Neurons and microglia: Working together to form memories
Neural signaling requires an input and a receiver: what cells receive IL-33 to mediate synaptic remodeling and its downstream effects, memory formation? To understand this, the research team looked for cellular targets of IL-33 signaling, tracking the cell types that expressed Il1rl1, which encodes the IL-33 co-receptor. Flow cytometry and in situ hybridization data pointed them to microglia. They further showed that loss of either neuronal IL-33 or microglial IL1RL1 resulted in fewer dendritic spines with spine head filopodia, projections that branch off from neurons and help transmit electrical signals to the neuron cell body. In contrast, enrichment of IL-33 and IL1RL1 increased the number of spine head filopodia, suggesting that neuron-microglia signaling via IL-33 promotes spine formation and plasticity, which is, in turn, crucial for neuronal signaling.
Finally, what do microglia really do to promote synaptic plasticity? To answer this question, the research team investigated the impact of IL-33 signaling on hippocampal microglial transcription. After 4 hours of in vivo exposure to IL-33, they noted several prominently upregulated genes, including the class A scavenger receptor Marco, a regulator of filopodial morphogenesis and debris clearance, and Gas7, which encodes an adaptor protein necessary for phagocytosis (3). Additionally, they found that 76 genes differentially expressed in microglia after IL-33 treatment were associated with the ECM, including several ECM proteases like Adamts4, Mmp14, Mmp25, and Ctsc. This indicated that microglia likely mediate synaptic plasticity via IL-33 induced phagocytosis and clearance of ECM proteins.
Tracing the path of fear-memory consolidation
From experience to synapse reorganization—and the crucial molecular signaling and cellular interactions in between—the path to fear-memory formation is becoming increasingly clear with the help of innovative research and tools. Thanks to single cell sequencing, new insights into the various roles of IL-33 signaling, neuron–microglia interactions, and ECM protein clearance in enabling synaptic plasticity not only reveal mechanisms underlying memory-formation, but provide important opportunities to understand how these processes can go amiss in age-related decline and neuropsychiatric disorders.

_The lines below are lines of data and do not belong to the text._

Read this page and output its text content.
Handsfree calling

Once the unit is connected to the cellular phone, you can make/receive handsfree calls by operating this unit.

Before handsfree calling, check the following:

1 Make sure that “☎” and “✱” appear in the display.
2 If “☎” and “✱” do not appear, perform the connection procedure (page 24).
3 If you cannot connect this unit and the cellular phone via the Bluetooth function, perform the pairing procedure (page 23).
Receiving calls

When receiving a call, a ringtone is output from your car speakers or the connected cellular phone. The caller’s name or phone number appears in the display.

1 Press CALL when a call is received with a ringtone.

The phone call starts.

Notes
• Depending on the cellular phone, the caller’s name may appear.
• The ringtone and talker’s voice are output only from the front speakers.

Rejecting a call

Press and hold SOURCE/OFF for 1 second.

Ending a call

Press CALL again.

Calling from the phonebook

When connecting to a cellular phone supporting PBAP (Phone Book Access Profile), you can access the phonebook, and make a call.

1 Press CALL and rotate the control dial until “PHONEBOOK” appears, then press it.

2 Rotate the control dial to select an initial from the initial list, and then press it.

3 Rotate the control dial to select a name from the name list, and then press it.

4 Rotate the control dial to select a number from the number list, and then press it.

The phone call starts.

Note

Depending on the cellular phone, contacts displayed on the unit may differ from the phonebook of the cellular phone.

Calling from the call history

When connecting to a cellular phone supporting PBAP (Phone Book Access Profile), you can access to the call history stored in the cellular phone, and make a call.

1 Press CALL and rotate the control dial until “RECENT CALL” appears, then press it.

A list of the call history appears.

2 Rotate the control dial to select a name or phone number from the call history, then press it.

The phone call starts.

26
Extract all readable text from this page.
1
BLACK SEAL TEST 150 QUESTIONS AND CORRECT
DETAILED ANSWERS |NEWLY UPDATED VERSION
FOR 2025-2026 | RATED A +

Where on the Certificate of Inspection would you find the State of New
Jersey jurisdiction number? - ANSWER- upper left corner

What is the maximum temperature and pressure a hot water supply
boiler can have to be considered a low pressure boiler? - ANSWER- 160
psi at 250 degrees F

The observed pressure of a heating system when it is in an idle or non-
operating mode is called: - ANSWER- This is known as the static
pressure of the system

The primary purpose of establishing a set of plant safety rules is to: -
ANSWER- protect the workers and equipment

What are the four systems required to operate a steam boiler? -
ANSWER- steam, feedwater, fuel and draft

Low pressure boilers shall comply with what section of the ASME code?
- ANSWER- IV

- Izquierdo I, et al. Fear memory. Physiol Rev 96: 695–750, 2016.
- University of California - Riverside. How associative fear memory is formed in the brain: Insights into how pathological fear memory in PTSD could be suppressed. ScienceDaily, 2020. www.sciencedaily.com/releases/2020/03/200313112137.htm.
- Nguyen PT, et al. Microglial remodeling of the extracellular matrix promotes synapse plasticity. Cell 182: 1–16, 2020.